Suatu siang, di tempatnya bekerja, teman Wijil sambat ketika melihat bosnya datang dengan sepeda motor baru. “Wadah, mentang-mentang nganggo motor anyar, numpak e karo mecuca-mecucu“, kurang lebih begitulah ungkapan temannya.
Wijil sendiri santai-santai saja, karena dia sudah terdidik dengan pondasi dan cara berpikir yang tepat—sehingga teguh dan seimbang. Tapi, tetap berusaha menemukan mata nilai dari apa yang sudah terhampar di hadapannya.
Ungkapan perasaan temannya itu lahir dari rasa iri atas ketidakberdayaan dari suatu hal yang dia percayai sebagai tolok ukur pencapaian. Jadi, tolok ukur itu menjadi standar nilai untuk menilai pencapaian dirinya atas kehidupan. Hasilnya, ketika ada orang yang sudah mencapai sesuatu yang menurut temannya merupakan pencapaian, maka lahirlah rasa iri. Rasa iri semakin kuat menguasai diri karena merasa pencapaian itu tidak mampu dicapai.
Beda dengan Wijil, dia terdidik oleh lingkaran organisme mutahabina fillah yang punya standar nilai, cara pandang dan sikap sendiri atas dunia dan kehidupan. Sehingga, apapun yang terjadi pada dunia dan hidupnya—yang oleh orang banyak dikejar-kejar sebagai suatu pencapaian—malah berbanding terbalik oleh cara pandang Wijil dan sedulur lingkarnya yang selama ini bertapa dan terus belajar di Gua Kahfi peradaban.
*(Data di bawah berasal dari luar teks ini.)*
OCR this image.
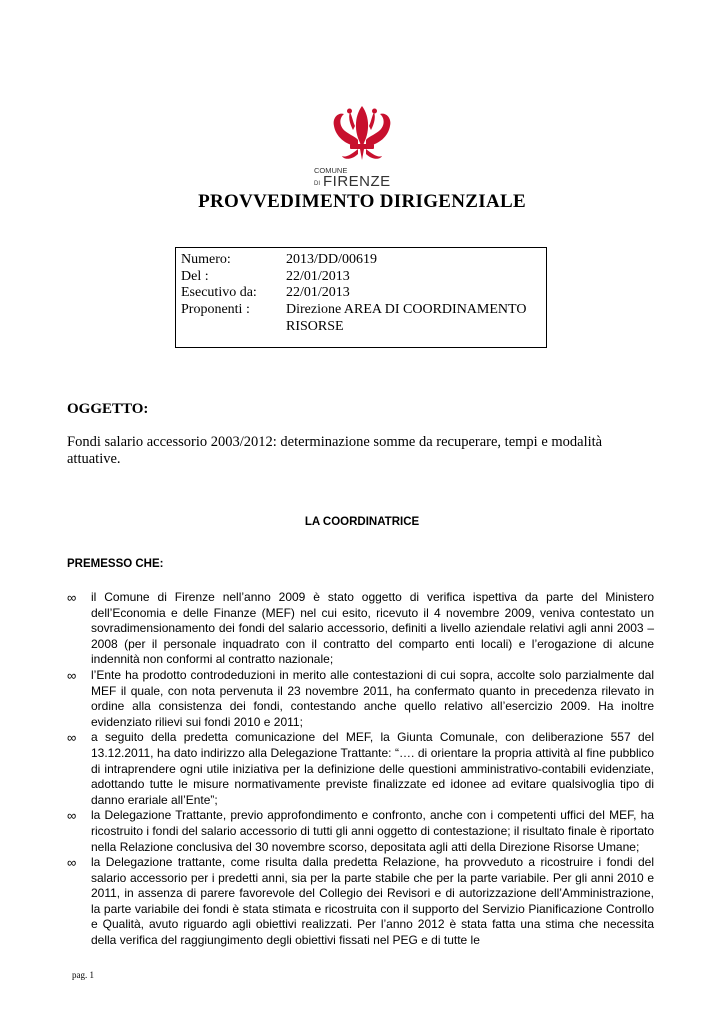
COMUNE
DI FIRENZE
PROVVEDIMENTO DIRIGENZIALE
Numero:	2013/DD/00619
Del :	22/01/2013
Esecutivo da: 22/01/2013
Proponenti :	Direzione AREA DI COORDINAMENTO RISORSE
OGGETTO:
Fondi salario accessorio 2003/2012: determinazione somme da recuperare, tempi e modalità attuative.
LA COORDINATRICE
PREMESSO CHE:
∞ il Comune di Firenze nell’anno 2009 è stato oggetto di verifica ispettiva da parte del Ministero dell’Economia e delle Finanze (MEF) nel cui esito, ricevuto il 4 novembre 2009, veniva contestato un sovradimensionamento dei fondi del salario accessorio, definiti a livello aziendale relativi agli anni 2003 – 2008 (per il personale inquadrato con il contratto del comparto enti locali) e l’erogazione di alcune indennità non conformi al contratto nazionale;
∞ l’Ente ha prodotto controdeduzioni in merito alle contestazioni di cui sopra, accolte solo parzialmente dal MEF il quale, con nota pervenuta il 23 novembre 2011, ha confermato quanto in precedenza rilevato in ordine alla consistenza dei fondi, contestando anche quello relativo all’esercizio 2009. Ha inoltre evidenziato rilievi sui fondi 2010 e 2011;
∞ a seguito della predetta comunicazione del MEF, la Giunta Comunale, con deliberazione 557 del 13.12.2011, ha dato indirizzo alla Delegazione Trattante: “…. di orientare la propria attività al fine pubblico di intraprendere ogni utile iniziativa per la definizione delle questioni amministrativo-contabili evidenziate, adottando tutte le misure normativamente previste finalizzate ed idonee ad evitare qualsivoglia tipo di danno erariale all’Ente”;
∞ la Delegazione Trattante, previo approfondimento e confronto, anche con i competenti uffici del MEF, ha ricostruito i fondi del salario accessorio di tutti gli anni oggetto di contestazione; il risultato finale è riportato nella Relazione conclusiva del 30 novembre scorso, depositata agli atti della Direzione Risorse Umane;
∞ la Delegazione trattante, come risulta dalla predetta Relazione, ha provveduto a ricostruire i fondi del salario accessorio per i predetti anni, sia per la parte stabile che per la parte variabile. Per gli anni 2010 e 2011, in assenza di parere favorevole del Collegio dei Revisori e di autorizzazione dell’Amministrazione, la parte variabile dei fondi è stata stimata e ricostruita con il supporto del Servizio Pianificazione Controllo e Qualità, avuto riguardo agli obiettivi realizzati. Per l’anno 2012 è stata fatta una stima che necessita della verifica del raggiungimento degli obiettivi fissati nel PEG e di tutte le
pag. 1
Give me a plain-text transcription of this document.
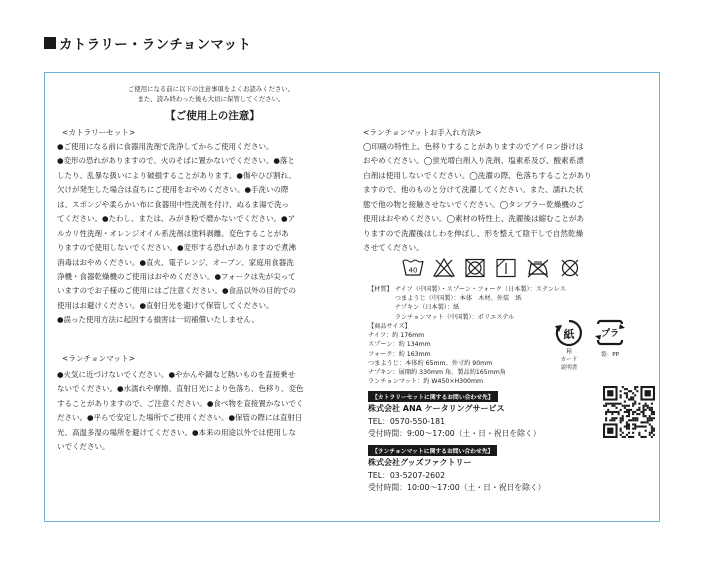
カトラリー・ランチョンマット
ご使用になる前に以下の注意事項をよくお読みください。
また、読み終わった後も大切に保管してください。
【ご使用上の注意】
<カトラリーセット>
●ご使用になる前に食器用洗剤で洗浄してからご使用ください。
●変形の恐れがありますので、火のそばに置かないでください。●落と
したり、乱暴な扱いにより破損することがあります。●傷やひび割れ、
欠けが発生した場合は直ちにご使用をおやめください。●手洗いの際
は、スポンジや柔らかい布に食器用中性洗剤を付け、ぬるま湯で洗っ
てください。●たわし、または、みがき粉で磨かないでください。●ア
ルカリ性洗剤・オレンジオイル系洗剤は塗料剥離、変色することがあ
りますので使用しないでください。●変形する恐れがありますので煮沸
消毒はおやめください。●直火、電子レンジ、オーブン、家庭用食器洗
浄機・食器乾燥機のご使用はおやめください。●フォークは先が尖って
いますのでお子様のご使用にはご注意ください。●食品以外の目的での
使用はお避けください。●直射日光を避けて保管してください。
●誤った使用方法に起因する損害は一切補償いたしません。
<ランチョンマット>
●火気に近づけないでください。●やかんや鍋など熱いものを直接乗せ
ないでください。●水濡れや摩擦、直射日光により色落ち、色移り、変色
することがありますので、ご注意ください。●食べ物を直接置かないでく
ださい。●平らで安定した場所でご使用ください。●保管の際には直射日
光、高温多湿の場所を避けてください。●本来の用途以外では使用しな
いでください。
<ランチョンマットお手入れ方法>
◯印刷の特性上、色移りすることがありますのでアイロン掛けは
おやめください。◯蛍光増白剤入り洗剤、塩素系及び、酸素系漂
白剤は使用しないでください。◯洗濯の際、色落ちすることがあり
ますので、他のものと分けて洗濯してください。また、濡れた状
態で他の物と接触させないでください。◯タンブラー乾燥機のご
使用はおやめください。◯素材の特性上、洗濯後は縮むことがあ
りますので洗濯後はしわを伸ばし、形を整えて陰干しで自然乾燥
させてください。
40
【材質】 ナイフ（中国製）・スプーン・フォーク（日本製）：ステンレス
　　　　 つまようじ（中国製）：本体　木材、外装　紙
　　　　 ナプキン（日本製）：紙
　　　　 ランチョンマット（中国製）：ポリエステル
【商品サイズ】
ナイフ：約 176mm
スプーン：約 134mm
フォーク：約 163mm
つまようじ：本体約 65mm、外寸約 90mm
ナプキン：展開約 330mm 角、製品約165mm角
ランチョンマット：約 W450×H300mm
紙
箱
カード
説明書
プラ
袋：PP
【カトラリーセットに関するお問い合わせ先】
株式会社 ANA ケータリングサービス
TEL：0570-550-181
受付時間：9:00～17:00（土・日・祝日を除く）
【ランチョンマットに関するお問い合わせ先】
株式会社グッズファクトリー
TEL：03-5207-2602
受付時間：10:00～17:00（土・日・祝日を除く）
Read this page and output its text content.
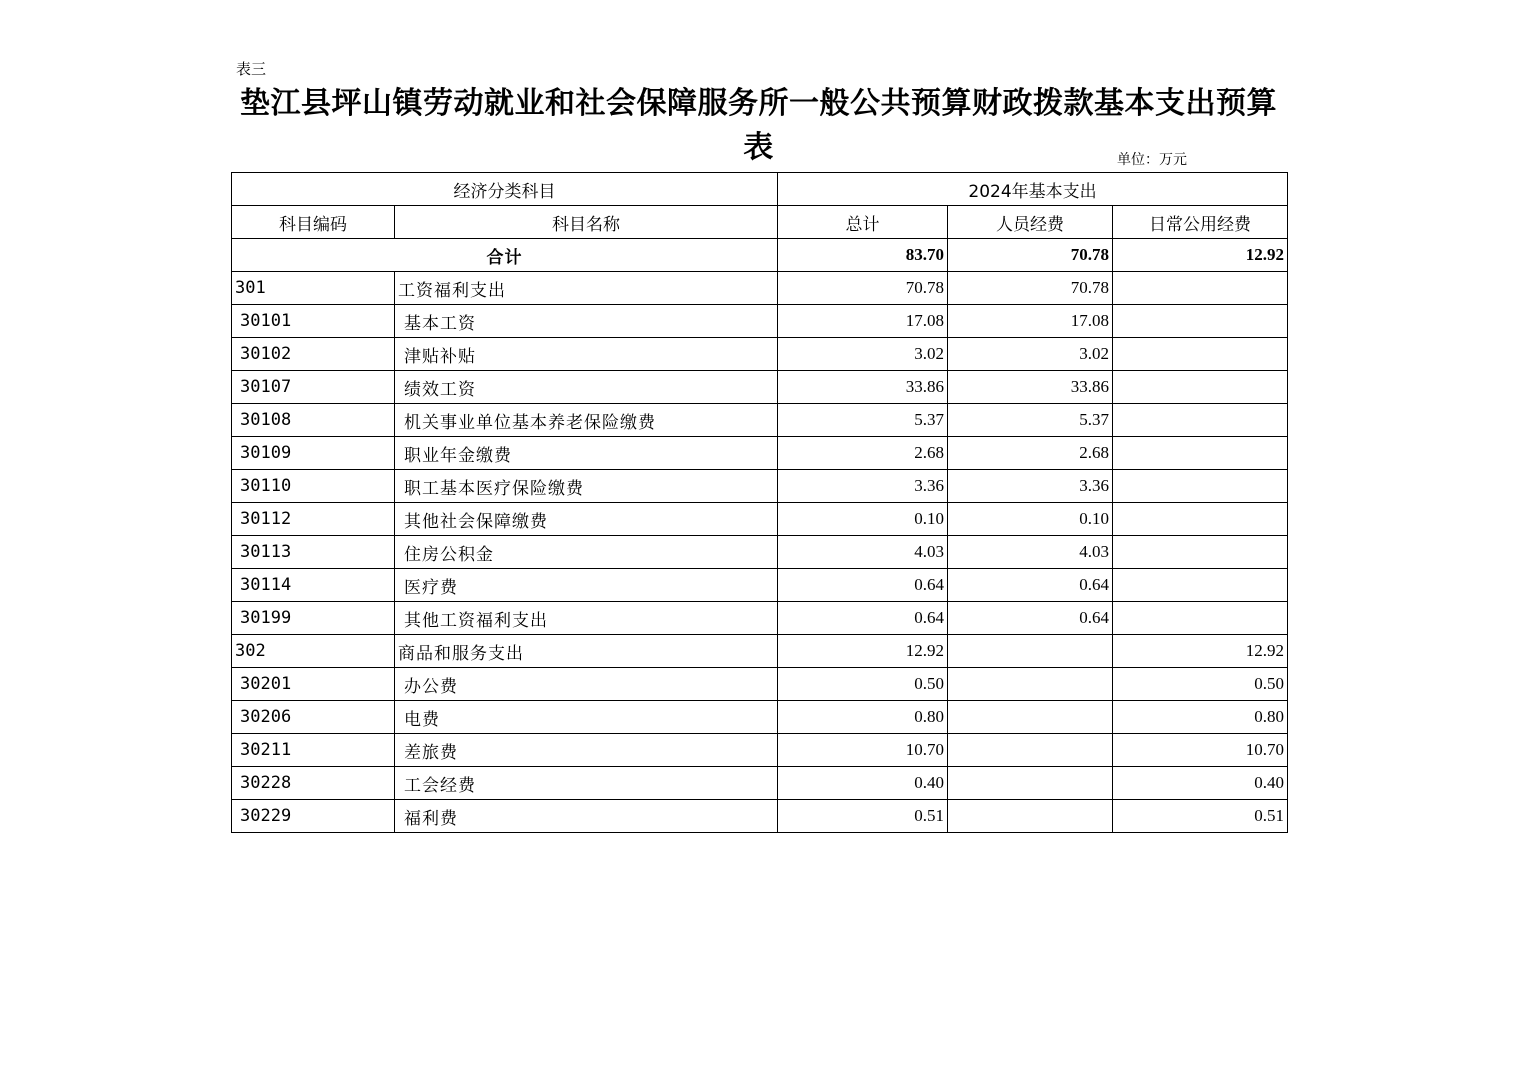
表三
垫江县坪山镇劳动就业和社会保障服务所一般公共预算财政拨款基本支出预算表	单位：万元
经济分类科目		2024年基本支出		
科目编码	科目名称	总计	人员经费	日常公用经费
合计		83.70	70.78	12.92
301	工资福利支出	70.78	70.78	
30101	基本工资	17.08	17.08	
30102	津贴补贴	3.02	3.02	
30107	绩效工资	33.86	33.86	
30108	机关事业单位基本养老保险缴费	5.37	5.37	
30109	职业年金缴费	2.68	2.68	
30110	职工基本医疗保险缴费	3.36	3.36	
30112	其他社会保障缴费	0.10	0.10	
30113	住房公积金	4.03	4.03	
30114	医疗费	0.64	0.64	
30199	其他工资福利支出	0.64	0.64	
302	商品和服务支出	12.92		12.92
30201	办公费	0.50		0.50
30206	电费	0.80		0.80
30211	差旅费	10.70		10.70
30228	工会经费	0.40		0.40
30229	福利费	0.51		0.51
Maka, ketika kompleksitas demi kompleksitas lahir sebagai hasil dari heterogen cara pandang dan sikap masyarakat di negaranya, Wijil dan seluruh sedulur lingkarnya sudah matang, tuah. Hawa dan awu-nya telah siap untuk menjawabnya. Salah satunya dengan memanusiakan manusia dan terus menelusuri serta menemukan kesadaran aliran sungai yang didorong oleh sumber mata air Tuhan.